There are some sports where having the dominant regular season just isn’t helpful. This isn’t the NBA, where the best team usually wins, or at least makes the Finals. The NHL is “Spring Madness”, a two-month long version of the chaos that the NCAA’s March Madness packs into three weeks. Being the top dog is a dangerous place.
That’s why, when the Capitals got off to a somewhat middling start this season, I saw them as being right where they needed to be. Braden Holtby, their outstanding goaltender, was still playing well, but the media attention was focused on Columbus and Pittsburgh in the divisional race. That’s why, if Washington fans feel a little leery of this current winning stretch, I don’t blame them.
I’m not a Capitals fan—my loyalties lie with the Boston Bruins. But I am strongly sympathetic to the plight of the Washington faithful. I lived in that area for four years and believe the Caps fan base is one of the more underrated in all of sports. As a Redskins fan, I share NFL territory with them and hope they can experience the fun of hoisting the Cup.
There’s a lot of precedent for a team with a long history of playoff frustration winning it when it’s something less than their best year.

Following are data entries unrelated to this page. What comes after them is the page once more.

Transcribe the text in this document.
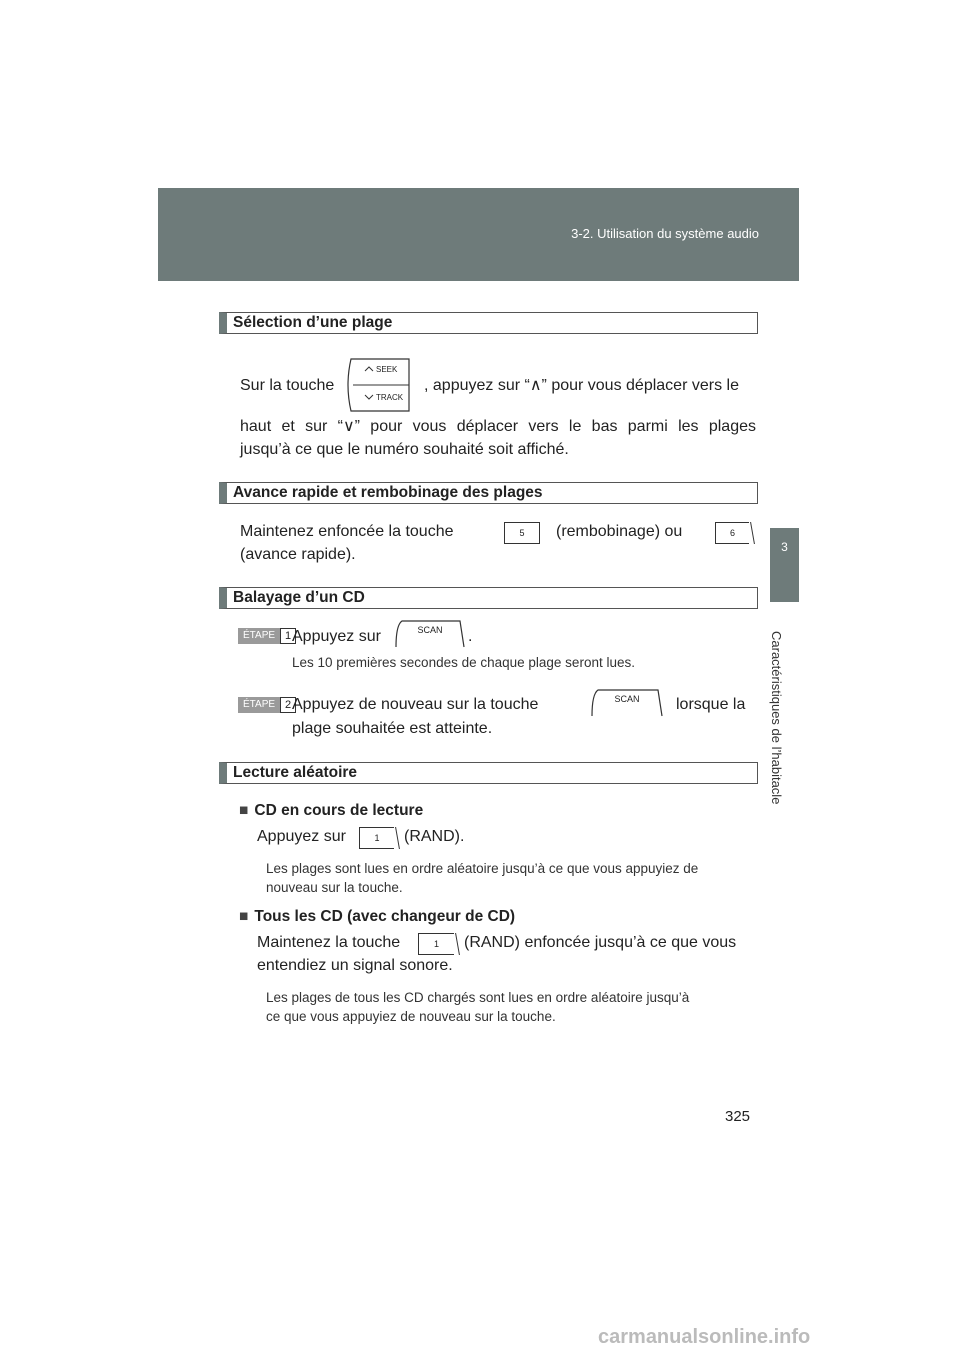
3-2. Utilisation du système audio
3
Caractéristiques de l’habitacle
Sélection d’une plage
Sur la touche
SEEK
TRACK
, appuyez sur “∧” pour vous déplacer vers le
haut et sur “∨” pour vous déplacer vers le bas parmi les plages
jusqu’à ce que le numéro souhaité soit affiché.
Avance rapide et rembobinage des plages
Maintenez enfoncée la touche	5	(rembobinage) ou	6
(avance rapide).
Balayage d’un CD
ÉTAPE 1 Appuyez sur	SCAN	.
Les 10 premières secondes de chaque plage seront lues.
ÉTAPE 2 Appuyez de nouveau sur la touche	SCAN	lorsque la
plage souhaitée est atteinte.
Lecture aléatoire
■ CD en cours de lecture
Appuyez sur	1	(RAND).
Les plages sont lues en ordre aléatoire jusqu’à ce que vous appuyiez de
nouveau sur la touche.
■ Tous les CD (avec changeur de CD)
Maintenez la touche	1	(RAND) enfoncée jusqu’à ce que vous
entendiez un signal sonore.
Les plages de tous les CD chargés sont lues en ordre aléatoire jusqu’à
ce que vous appuyiez de nouveau sur la touche.
325
carmanualsonline.info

The Penguins of last year are a perfect example. Another one is the Detroit Red Wings of 1997-98, who won it out of the 3-seed after being eliminated as the league’s best from 1994-96.
Washington can comfortably slide back into third place and fit that criteria perfectly. And in an age where the city of Cleveland has won a championship and the Chicago Cubs have won a World Series, can the Capitals make it three? I’m not ready to bet against them.